A Conversation with Karl Hofmann

Looking back and looking forward with the outgoing president of TB Alliance's Stakeholders Association

April 25, 2019

We spoke with Karl Hofmann, president and CEO of Population Services International (PSI), to hear about his time serving as the president of the TB Alliance Stakeholders Association (SHA). The SHA is an association of organizations that form a group of supporters and advisors. Find out more from our most recent SHA annual meeting

 

 

TB Alliance: After six years as SHA President, how have you seen TB Alliance and the SHA change?

Karl Hofmann: The Stakeholder's Association has been around for almost twenty years, and I think it's been an important part of the support group for the work of the TB Alliance. During my period here I was privileged to see the Alliance really start to move into a phase from research through clinical trials and, now, right into patients. And this is an exciting period in TB after many decades where there just wasn’t much of a breakthrough at all in terms of new therapies.

I think the SHA has to play a role that is informed, supportive, but also when necessary, constructively critical of the decisions that the TB Alliance is making. I think the whole concept behind the SHA from the beginning was a wise one on the part of the Alliance, to make sure they had an organized way to get feedback from the broader stakeholder community. So as the Alliance moves forward now with new therapies, getting closer to patients, making real breakthroughs in the approach to treating the disease – this is where we encounter the need for lots of feedback.

 

TBA: Any highlights from your time serving as SHA president you'd like to share?

KH: One of the really exciting chapters during my time at the TB Alliance was the breakthrough in terms of children's therapies. There had not been a precise, fixed-dose response to the needs of children [with TB]. I mean people were required to literally cut pills in half or in thirds and hope for the best and hope to get them down the mouths of their kids. So TB Alliance worked with partners to bring to the market new therapies designed precisely for children. I think at this point there have been almost one million doses ordered in a number of different countries, just a few years after this formulation was introduced. And that's very exciting, because it's a way to turn what was already a very painful, difficult process—certainly for the mother and the child struggling against a TB infection—into something that's a little bit easier to tolerate, designed for the child, and therefore more likely to achieve its result, which is cure.

 

TBA: Do you have any advice for TB Alliance moving forward?

KH: The world is awash in health solutions that we know are beneficial to patients or consumers, but that for one reason or another don't get into their mouths, don’t get into their arms, don't get into their bodies, don't make a difference in their lives. I think TB Alliance is rightly focused on bringing a full spectrum response to that set of challenges so that breakthrough therapies can reach the patients and the consumers as they should.

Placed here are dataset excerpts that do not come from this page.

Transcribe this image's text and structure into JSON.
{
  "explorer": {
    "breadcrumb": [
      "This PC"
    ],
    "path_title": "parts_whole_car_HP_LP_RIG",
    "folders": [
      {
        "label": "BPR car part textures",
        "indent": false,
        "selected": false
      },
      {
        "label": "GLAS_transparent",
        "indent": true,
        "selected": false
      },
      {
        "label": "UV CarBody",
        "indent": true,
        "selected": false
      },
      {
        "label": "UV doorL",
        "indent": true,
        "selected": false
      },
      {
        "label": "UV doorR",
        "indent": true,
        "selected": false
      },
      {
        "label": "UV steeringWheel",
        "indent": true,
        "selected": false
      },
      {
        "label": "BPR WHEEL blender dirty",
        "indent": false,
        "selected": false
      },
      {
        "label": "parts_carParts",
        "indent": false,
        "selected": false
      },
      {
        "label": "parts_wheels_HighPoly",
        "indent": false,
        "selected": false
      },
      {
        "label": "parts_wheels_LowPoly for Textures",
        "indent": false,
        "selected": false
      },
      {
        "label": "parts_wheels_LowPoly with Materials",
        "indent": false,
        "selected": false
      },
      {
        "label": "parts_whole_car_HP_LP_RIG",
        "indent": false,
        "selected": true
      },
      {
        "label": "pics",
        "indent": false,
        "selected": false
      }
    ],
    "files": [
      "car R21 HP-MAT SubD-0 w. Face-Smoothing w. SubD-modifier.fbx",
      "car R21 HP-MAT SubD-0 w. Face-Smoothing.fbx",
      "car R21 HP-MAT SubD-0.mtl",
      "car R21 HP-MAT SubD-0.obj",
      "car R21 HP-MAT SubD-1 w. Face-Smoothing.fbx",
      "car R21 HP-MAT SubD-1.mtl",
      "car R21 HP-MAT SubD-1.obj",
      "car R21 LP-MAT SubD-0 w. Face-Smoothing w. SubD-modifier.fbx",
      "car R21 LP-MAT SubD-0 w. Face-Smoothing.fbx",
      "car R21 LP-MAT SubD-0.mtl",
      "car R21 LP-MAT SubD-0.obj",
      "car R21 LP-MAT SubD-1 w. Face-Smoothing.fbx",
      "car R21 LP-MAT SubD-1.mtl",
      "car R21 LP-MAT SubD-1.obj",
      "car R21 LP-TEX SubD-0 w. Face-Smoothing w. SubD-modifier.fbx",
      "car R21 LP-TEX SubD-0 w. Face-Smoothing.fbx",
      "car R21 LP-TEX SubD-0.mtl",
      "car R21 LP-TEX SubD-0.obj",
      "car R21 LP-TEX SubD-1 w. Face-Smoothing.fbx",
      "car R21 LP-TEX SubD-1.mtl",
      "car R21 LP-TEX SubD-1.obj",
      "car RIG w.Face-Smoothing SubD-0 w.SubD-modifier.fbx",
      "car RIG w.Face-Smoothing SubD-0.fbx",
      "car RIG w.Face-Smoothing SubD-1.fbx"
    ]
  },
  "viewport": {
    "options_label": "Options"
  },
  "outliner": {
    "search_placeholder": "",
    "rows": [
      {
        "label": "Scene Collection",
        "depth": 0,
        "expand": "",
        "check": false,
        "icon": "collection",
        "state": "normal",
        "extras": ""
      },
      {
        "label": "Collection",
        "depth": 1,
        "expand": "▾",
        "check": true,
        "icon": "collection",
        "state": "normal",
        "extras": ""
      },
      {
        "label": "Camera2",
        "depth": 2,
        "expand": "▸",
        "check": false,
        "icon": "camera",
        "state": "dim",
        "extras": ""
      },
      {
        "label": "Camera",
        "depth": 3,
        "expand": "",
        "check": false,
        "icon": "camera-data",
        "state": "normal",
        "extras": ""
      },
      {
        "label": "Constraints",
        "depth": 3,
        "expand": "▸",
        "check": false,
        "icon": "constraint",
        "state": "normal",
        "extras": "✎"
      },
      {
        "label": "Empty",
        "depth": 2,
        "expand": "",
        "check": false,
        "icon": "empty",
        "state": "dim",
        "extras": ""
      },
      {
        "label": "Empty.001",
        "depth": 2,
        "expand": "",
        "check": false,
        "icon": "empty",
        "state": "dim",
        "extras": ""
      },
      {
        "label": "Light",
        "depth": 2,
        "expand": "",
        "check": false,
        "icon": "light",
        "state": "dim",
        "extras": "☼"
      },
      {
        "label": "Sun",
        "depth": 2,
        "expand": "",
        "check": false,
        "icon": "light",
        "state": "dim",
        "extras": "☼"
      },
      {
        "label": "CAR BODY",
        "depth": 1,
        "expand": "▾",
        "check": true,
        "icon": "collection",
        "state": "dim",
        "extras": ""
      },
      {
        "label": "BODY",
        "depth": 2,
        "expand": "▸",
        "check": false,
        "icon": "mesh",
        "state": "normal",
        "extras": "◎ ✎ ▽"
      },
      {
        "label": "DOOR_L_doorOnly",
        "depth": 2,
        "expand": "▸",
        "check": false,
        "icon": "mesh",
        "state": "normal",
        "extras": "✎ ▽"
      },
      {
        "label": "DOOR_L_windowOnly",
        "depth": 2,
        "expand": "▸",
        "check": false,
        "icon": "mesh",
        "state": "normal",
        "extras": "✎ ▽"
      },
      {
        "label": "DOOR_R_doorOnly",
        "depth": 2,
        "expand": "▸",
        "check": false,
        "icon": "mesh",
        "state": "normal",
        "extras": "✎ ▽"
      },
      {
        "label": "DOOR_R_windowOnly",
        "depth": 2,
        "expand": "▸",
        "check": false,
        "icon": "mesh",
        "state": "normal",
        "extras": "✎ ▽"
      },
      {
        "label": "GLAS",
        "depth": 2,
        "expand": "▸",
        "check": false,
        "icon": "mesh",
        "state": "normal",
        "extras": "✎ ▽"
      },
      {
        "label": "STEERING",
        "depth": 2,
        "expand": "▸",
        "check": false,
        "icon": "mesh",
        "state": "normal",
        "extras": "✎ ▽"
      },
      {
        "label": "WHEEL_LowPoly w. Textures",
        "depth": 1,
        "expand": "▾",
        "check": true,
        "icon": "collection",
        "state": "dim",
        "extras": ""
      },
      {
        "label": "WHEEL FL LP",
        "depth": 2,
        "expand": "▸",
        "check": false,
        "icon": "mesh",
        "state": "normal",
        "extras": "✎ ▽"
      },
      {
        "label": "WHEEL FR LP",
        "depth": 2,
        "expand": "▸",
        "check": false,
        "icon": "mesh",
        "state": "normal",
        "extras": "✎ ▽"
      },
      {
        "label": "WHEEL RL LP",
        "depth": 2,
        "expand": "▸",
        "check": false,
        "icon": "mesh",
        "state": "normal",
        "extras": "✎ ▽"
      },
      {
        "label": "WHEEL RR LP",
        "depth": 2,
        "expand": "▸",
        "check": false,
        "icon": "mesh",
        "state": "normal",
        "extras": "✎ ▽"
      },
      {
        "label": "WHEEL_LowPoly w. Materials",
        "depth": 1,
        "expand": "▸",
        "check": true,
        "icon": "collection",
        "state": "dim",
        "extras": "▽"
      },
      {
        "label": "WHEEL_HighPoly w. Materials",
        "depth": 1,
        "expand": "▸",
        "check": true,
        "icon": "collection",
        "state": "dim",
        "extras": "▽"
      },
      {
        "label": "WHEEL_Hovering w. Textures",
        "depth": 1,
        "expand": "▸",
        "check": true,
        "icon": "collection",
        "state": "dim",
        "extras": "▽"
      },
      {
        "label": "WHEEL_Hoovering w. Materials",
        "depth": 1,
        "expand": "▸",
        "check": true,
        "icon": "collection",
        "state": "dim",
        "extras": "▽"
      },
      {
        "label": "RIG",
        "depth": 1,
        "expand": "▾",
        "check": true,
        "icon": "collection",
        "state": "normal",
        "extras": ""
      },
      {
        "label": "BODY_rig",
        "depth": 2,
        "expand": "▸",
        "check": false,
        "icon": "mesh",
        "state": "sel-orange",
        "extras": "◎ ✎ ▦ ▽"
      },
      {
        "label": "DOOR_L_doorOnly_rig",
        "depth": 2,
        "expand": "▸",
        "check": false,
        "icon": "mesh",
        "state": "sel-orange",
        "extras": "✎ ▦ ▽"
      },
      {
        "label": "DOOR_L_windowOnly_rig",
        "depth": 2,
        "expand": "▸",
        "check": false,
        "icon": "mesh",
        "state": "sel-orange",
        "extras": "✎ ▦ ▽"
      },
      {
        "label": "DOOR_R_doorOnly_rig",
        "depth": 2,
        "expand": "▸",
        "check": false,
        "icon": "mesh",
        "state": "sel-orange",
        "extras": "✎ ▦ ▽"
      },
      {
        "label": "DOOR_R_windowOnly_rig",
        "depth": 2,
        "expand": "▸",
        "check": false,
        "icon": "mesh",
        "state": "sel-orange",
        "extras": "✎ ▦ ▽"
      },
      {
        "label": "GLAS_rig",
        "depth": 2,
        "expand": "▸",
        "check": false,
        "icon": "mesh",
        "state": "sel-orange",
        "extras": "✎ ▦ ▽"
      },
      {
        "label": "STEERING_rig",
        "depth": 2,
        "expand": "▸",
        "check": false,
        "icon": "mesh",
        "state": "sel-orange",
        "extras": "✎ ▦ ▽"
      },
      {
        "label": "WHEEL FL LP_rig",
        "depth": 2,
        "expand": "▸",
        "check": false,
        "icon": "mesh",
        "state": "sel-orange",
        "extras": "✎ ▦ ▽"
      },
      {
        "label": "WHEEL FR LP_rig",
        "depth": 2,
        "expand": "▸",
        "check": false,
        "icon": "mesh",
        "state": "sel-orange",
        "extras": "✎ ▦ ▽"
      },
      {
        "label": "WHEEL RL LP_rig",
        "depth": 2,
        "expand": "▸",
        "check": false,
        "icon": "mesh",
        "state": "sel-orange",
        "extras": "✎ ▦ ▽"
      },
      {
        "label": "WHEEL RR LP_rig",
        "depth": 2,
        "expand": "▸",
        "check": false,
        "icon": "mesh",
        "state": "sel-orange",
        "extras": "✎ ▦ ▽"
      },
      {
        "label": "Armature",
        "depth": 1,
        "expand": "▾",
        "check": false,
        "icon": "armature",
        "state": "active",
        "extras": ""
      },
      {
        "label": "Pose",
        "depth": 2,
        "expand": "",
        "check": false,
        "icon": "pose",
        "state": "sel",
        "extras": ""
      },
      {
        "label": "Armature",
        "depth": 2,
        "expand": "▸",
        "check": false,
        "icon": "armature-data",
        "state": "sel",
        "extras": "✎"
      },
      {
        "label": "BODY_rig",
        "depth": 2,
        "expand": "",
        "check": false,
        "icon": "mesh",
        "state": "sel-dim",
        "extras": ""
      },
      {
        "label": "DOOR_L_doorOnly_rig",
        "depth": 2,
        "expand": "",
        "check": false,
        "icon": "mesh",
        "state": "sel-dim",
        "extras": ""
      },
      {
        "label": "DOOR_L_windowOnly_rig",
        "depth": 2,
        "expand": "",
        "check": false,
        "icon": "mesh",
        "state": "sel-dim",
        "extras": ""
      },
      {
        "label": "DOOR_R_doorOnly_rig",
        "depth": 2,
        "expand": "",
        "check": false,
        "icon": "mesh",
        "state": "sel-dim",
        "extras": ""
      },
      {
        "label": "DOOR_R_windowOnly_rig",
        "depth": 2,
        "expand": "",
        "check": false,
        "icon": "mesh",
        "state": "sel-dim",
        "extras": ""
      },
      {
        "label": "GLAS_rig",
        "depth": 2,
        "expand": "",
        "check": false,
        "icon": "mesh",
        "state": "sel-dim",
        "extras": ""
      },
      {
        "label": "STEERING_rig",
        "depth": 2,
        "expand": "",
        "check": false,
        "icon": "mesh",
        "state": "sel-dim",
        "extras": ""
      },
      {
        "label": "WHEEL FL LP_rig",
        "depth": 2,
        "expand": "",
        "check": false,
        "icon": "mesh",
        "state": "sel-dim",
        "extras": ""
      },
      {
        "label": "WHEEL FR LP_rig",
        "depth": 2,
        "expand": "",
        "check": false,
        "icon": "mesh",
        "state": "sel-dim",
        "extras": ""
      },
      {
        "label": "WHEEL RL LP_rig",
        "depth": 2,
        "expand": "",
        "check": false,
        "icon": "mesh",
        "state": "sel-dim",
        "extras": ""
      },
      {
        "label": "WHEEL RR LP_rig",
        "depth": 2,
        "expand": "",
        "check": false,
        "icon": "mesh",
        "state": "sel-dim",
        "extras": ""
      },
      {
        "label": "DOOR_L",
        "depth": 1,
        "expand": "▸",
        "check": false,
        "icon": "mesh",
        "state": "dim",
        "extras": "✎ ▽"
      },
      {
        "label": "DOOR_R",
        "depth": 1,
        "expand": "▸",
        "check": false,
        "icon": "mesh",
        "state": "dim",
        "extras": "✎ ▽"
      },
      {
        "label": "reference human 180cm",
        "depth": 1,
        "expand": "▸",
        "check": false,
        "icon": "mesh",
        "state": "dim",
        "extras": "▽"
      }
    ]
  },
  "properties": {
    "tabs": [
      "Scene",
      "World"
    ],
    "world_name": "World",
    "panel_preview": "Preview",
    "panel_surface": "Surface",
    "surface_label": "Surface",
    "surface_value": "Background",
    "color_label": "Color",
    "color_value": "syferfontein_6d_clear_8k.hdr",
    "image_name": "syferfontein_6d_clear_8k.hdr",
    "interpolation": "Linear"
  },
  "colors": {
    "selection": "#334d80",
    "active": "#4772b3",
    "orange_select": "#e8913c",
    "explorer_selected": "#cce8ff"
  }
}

The fight against TB, like so many other great challenges of our time, is never won and will not be won by single actors. The fantasy that there's one thing that will solve a problem is just that – a fantasy. Because even the best intervention, the most effective new therapy, for example, if you can't get it into the hands of people who need it, when they need it, where they need it, it's ineffective. And the global health landscape is littered with examples of this. So, this requires a very collaborative approach to problem solving. I think this is one of the reasons why the SHA is important to the TB Alliance.

The skill set that leads to research and science breakthroughs is not necessarily the same skill set required to orchestrate the interests of a lot of different parties and try and mitigate conflict and move toward a shared vision of success. And successful organizations embrace all those different skills sets. Collaboration is critically important to achieving progress, even when we have the best possible new therapy, we're not going to get it done just by delivering a product. We have to think about the full experience.

 

TBA: Any closing thoughts to leave us with?

KH: I think TB has felt for so long like a disease area that was a little bit frozen in time. We had very old approaches, very old therapies, old concepts about how to deal with this age-old affliction. The breakthroughs that TB Alliance is working on represent an ability to understand that the best science in the world doesn't matter if we're not getting those drugs to the patients who need them.

 

TB Alliance is grateful to Karl Hofmann for his service as President of the Stakeholders Association and welcomes PSI's continued membership in the SHA.